Modern man, instead of attempting to raise himself to truth, seeks to drag truth down to his own level

It is very difficult to make our contemporaries see that there are things which by their very nature cannot be discussed. Modern man, instead of attempting to raise himself to truth, seeks to drag truth down to his own level, which is doubtless the reason why there are so many who imagine, when one speaks to them of ‘traditional sciences’, or even of pure metaphysics, that one is speaking only of ‘profane science’ and of ‘philosophy’.

Those who are qualified to speak in the name of a traditional doctrine do not need to discuss with the ‘profane’ or to engage in polemics; they have only to expound the doctrine as it is, and, at the same time, to denounce error wherever it arises, and expose it by casting upon it the light of true knowledge. Their function is not to compromise doctrine by taking part in strife, but to pronounce the judgement which they have the right to pronounce, if they effectively possess the principles that should infallibly inspire them.
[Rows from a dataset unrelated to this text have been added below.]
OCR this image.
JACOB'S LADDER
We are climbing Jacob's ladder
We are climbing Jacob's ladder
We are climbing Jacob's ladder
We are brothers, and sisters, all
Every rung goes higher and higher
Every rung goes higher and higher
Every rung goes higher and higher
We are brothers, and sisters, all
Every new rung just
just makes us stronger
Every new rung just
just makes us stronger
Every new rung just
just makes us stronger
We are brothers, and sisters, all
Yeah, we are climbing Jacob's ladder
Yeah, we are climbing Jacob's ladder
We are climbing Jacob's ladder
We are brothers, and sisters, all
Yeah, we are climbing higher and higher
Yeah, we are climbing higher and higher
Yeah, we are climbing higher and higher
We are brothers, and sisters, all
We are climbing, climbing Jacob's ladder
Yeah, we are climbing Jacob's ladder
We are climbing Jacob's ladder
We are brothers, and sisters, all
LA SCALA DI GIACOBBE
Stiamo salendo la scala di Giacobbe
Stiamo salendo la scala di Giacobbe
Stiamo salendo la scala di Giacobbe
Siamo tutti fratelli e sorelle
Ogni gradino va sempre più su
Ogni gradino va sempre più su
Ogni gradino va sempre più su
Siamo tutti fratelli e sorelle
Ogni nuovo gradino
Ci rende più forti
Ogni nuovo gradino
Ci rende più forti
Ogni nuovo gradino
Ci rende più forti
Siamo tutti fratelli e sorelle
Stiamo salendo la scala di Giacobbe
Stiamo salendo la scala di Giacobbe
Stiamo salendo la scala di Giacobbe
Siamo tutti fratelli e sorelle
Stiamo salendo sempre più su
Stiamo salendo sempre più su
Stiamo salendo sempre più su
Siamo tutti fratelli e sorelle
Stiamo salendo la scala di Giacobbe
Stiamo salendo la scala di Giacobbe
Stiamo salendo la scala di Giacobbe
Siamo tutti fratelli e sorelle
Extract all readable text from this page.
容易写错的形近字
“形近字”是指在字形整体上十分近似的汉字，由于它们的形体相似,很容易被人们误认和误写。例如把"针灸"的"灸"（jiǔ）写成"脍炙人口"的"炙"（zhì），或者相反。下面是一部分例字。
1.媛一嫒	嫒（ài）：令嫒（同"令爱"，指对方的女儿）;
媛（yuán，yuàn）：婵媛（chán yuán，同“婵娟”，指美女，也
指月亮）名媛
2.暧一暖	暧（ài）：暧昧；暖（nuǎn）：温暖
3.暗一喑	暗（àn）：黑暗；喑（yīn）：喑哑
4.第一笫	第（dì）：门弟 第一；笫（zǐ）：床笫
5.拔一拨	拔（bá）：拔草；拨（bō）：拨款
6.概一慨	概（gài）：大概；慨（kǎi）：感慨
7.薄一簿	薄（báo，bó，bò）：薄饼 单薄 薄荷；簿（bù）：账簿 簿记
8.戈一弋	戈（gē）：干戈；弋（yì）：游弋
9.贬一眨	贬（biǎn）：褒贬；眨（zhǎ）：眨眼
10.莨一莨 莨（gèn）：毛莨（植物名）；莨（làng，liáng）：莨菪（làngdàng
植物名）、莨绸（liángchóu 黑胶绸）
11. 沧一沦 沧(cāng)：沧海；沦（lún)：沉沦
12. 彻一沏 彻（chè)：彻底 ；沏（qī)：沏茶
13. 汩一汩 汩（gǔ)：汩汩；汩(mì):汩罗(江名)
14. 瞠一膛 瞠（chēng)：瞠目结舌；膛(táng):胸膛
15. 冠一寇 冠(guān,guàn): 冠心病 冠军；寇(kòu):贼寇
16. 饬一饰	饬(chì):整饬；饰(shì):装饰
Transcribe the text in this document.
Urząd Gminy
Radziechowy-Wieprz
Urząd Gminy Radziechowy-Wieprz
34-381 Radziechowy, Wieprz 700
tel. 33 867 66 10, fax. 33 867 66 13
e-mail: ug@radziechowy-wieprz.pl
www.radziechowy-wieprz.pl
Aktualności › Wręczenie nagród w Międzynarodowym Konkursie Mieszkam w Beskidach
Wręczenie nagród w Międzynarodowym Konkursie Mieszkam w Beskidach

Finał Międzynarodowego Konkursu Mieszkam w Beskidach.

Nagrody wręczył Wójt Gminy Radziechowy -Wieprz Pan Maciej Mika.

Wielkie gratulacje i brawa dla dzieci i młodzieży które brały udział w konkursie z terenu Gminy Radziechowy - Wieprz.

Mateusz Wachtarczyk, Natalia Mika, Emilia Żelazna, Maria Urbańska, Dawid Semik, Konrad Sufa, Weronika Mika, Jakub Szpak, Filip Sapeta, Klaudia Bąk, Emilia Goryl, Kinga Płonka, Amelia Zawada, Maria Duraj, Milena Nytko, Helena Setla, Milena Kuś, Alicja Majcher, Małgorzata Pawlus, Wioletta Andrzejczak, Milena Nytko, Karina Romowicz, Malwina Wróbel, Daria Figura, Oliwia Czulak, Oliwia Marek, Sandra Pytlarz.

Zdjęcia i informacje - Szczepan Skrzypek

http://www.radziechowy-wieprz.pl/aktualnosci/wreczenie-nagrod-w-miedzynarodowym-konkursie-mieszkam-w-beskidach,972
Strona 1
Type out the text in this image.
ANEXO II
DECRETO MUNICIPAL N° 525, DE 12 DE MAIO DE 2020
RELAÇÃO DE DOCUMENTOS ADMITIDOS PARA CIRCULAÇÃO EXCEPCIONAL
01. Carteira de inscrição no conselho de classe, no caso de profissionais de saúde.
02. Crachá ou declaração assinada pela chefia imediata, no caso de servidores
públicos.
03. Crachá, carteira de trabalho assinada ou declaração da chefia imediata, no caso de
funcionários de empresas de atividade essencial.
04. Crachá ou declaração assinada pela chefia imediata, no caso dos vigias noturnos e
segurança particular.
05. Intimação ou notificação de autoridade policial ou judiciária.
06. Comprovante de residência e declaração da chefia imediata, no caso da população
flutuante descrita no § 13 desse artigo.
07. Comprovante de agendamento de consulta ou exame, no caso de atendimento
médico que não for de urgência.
The domain of strife is the domain of action, that is to say the individual and temporal domain; the ‘unmoved mover’ produces and directs movement without being involved in it; knowledge enlightens action without partaking of its vicissitudes; the spiritual guides the temporal without mingling with it; and thus everything remains in its proper order, in the rank that is its own in the universal hierarchy.

But where is the notion of a real hierarchy still to be found in the modern world? Nothing and nobody is any longer in the right place; men no longer recognise any effective authority in the spiritual order or any legitimate power in the temporal; the ‘profane’ presume to discuss what is sacred, and to contest its character and even its existence; the inferior judges the superior, ignorance sets bounds to wisdom, error prevails over truth, the human is substituted for the Divine, earth has priority over Heaven, the individual sets the measure for all things and claims to dictate to the universe laws drawn entirely from his own relative and fallible reason.”